Your generosity will also build our faith to support others, helping us trust God for provision instead of fearfully chasing self-preservation. The Macedonian church gave joyfully amid a severe test of affliction (2 Cor. 8:1–2). Those of us in financial strain right now have an opportunity to follow suit—to be generous, even in the midst of great need.

Let Us Share Your Burdens, Too

Along with trials comes the temptation to be self-consumed. Even if your struggles and hardships are far different from ours, please keep sharing them—it reminds us we’re not the only people hurting.

Sometimes, the greatest comfort for those in trial is to care for others in trial. Love among the brethren goes both ways. I need others to help carry my burdens, but I’m called to carry theirs as well.

And as we care for one another, tending to the health of the whole body, Jesus will care for us.

Remind Us of a Bigger Story

Like the Israelites and generations since, we’re tempted to forget God’s unchanging faithfulness to his people. We need to be reminded of the God who sustained Job, the God who protected Esther, and the God who provided for Ruth.

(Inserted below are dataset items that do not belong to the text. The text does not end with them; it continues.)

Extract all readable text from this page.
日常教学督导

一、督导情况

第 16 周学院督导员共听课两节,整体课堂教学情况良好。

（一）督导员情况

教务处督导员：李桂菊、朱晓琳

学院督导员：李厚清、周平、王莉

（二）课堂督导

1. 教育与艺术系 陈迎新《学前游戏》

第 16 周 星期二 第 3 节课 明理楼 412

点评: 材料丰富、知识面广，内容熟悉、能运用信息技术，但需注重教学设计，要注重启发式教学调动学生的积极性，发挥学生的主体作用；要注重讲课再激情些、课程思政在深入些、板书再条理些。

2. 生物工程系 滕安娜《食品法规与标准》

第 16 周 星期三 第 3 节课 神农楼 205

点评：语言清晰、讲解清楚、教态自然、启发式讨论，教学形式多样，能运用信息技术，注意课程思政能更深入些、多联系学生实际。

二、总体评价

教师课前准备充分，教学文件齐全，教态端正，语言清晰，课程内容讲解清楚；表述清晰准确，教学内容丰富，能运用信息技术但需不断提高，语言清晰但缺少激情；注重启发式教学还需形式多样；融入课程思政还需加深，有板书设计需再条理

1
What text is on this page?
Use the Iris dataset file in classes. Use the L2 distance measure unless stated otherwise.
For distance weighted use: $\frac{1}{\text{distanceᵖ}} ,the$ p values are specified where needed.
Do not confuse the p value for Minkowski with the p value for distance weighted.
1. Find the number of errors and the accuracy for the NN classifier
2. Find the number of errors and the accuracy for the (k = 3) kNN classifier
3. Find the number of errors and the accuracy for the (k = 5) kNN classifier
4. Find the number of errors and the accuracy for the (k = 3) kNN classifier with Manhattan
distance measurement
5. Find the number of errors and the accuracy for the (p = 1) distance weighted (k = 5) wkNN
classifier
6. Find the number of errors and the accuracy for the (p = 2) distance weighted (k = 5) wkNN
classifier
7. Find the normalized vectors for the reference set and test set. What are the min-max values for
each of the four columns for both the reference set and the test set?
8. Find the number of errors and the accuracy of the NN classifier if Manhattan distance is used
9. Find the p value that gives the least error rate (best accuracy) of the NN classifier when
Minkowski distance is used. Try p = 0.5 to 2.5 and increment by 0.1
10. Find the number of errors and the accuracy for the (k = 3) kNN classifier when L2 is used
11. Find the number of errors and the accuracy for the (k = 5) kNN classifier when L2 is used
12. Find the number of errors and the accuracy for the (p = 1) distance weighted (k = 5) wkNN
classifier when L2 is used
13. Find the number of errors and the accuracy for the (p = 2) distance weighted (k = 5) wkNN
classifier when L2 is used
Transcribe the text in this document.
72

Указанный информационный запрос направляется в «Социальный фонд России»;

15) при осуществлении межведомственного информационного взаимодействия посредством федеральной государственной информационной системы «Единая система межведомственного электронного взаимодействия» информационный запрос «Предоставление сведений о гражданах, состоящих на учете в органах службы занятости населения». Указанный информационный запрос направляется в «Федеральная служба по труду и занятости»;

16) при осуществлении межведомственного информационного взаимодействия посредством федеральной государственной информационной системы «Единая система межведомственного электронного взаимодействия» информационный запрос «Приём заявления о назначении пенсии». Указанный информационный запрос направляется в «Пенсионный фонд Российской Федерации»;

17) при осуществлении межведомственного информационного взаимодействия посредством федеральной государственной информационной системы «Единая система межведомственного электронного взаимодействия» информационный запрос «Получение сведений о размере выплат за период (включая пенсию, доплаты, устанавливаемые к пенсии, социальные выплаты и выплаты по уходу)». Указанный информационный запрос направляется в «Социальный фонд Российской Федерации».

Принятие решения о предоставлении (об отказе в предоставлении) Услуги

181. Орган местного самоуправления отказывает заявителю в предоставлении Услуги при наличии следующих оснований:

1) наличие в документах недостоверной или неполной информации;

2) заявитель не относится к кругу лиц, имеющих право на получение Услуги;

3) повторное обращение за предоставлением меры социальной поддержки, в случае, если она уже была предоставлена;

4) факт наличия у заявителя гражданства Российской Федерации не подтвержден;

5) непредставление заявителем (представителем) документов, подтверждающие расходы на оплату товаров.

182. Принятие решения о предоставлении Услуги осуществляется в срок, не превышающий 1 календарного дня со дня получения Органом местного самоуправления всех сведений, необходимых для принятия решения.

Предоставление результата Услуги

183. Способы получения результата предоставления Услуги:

We need to be reminded that he still sits on his throne, and that wars, natural disasters, pandemics, and economic crashes never happen outside of his sovereign hand.

Though we may not know what happens tomorrow or next month or next year, we do know that God’s story ends in victory.

Regardless of what the future holds—even if it’s all the worst-case scenarios running through our heads—God has not changed. And his mission hasn’t either. He is still seeking and saving the lost, and working through his beloved people to advance his kingdom. Our daily life might look different right now, and it might even get worse in the future. But our ultimate calling hasn’t changed, and our ultimate security hasn’t shaken. We are a part of God’s great story of redemption. Though we may not know what happens tomorrow or next month or next year, we do know that God’s story ends in victory.